Distinction génotype-phénotype
Selon Lewontin, la tâche théorique de la génétique des populations est un processus dans deux espaces: un « espace génotypique » et un « espace phénotypique ». Le défi d’une théorie complète de la génétique des populations est de fournir un ensemble de lois qui mappent de manière prévisible une population de génotypes (G1) à un espace phénotypique (P1), où la sélection a lieu, et un autre ensemble de lois qui mappent la population résultante (P2) à l’espace génotypique (G2) où la génétique mendélienne peut prédire la prochaine génération de génotypes, complétant ainsi le cycle. Même si les aspects non mendéliens de la génétique moléculaire sont ignorés, il s’agit d’une tâche gargantuesque. Visualiser schématiquement la transformation :
G 1 → T 1 P 1 → T 2 P 2 → T 3 G 2 → T 4 G 1′ → { {\displaystyle G_{1}\; {\stackrel{T_{1}}{\rightarrow}}\; P_{1}\; {\stackrel{T_{2}} {\rightarrow}}\; P_{2}\; {\stackrel{T_{3}} {\rightarrow}}\; G_{2} \; {\stackrel{T_{4}} {\rightarrow}} \; G_{1}’\;\rightarrow\cdots}
(adapté de Lewontin 1974, p. 12). T1 représente les lois génétiques et épigénétiques, les aspects de la biologie fonctionnelle, ou développement, qui transforment un génotype en phénotype. Il s’agit de la « carte génotype-phénotype ». T2 est la transformation due à la sélection naturelle, T3 sont des relations épigénétiques qui prédisent les génotypes en fonction des phénotypes sélectionnés et enfin T4 les règles de la génétique mendélienne.

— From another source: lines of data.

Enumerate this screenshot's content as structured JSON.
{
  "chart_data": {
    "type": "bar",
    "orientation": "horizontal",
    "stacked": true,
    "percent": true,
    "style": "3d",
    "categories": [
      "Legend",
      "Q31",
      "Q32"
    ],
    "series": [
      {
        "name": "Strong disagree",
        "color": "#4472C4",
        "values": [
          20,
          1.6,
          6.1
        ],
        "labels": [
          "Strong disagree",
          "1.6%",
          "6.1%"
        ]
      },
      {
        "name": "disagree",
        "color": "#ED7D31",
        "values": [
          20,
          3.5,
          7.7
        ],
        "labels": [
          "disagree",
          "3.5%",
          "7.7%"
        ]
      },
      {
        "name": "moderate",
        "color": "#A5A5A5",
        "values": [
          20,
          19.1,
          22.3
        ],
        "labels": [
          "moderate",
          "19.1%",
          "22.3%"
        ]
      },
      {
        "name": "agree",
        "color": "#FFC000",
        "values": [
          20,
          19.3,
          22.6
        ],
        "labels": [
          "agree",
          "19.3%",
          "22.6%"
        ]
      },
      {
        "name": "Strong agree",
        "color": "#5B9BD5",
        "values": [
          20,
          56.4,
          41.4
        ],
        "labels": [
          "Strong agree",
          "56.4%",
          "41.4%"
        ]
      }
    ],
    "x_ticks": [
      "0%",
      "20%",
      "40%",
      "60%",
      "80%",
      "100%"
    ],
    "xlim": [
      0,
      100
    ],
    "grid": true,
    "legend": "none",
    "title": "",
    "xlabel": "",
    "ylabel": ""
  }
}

En pratique, il existe deux corps de théorie de l’évolution qui existent en parallèle, la génétique des populations traditionnelle opérant dans l’espace génotype et la théorie biométrique utilisée en sélection végétale et animale, opérant dans l’espace phénotype. La partie manquante est la cartographie entre l’espace génotype et phénotype. Cela conduit à un « tour de passe-passe » (comme le nomme Lewontin) selon lequel les variables dans les équations d’un domaine sont considérées comme des paramètres ou des constantes, où, dans un traitement complet, elles seraient elles-mêmes transformées par le processus évolutif et seraient des fonctions des variables d’état dans l’autre domaine. Le « tour de passe-passe » suppose que la cartographie est connue. Procéder comme s’il était compris suffit d’analyser de nombreux cas d’intérêt. Par exemple, si le phénotype est presque un à un avec génotype (drépanocytose) ou si l’échelle de temps est suffisamment courte, les « constantes » peuvent être traitées comme telles; cependant, il existe également de nombreuses situations où cette hypothèse ne tient pas.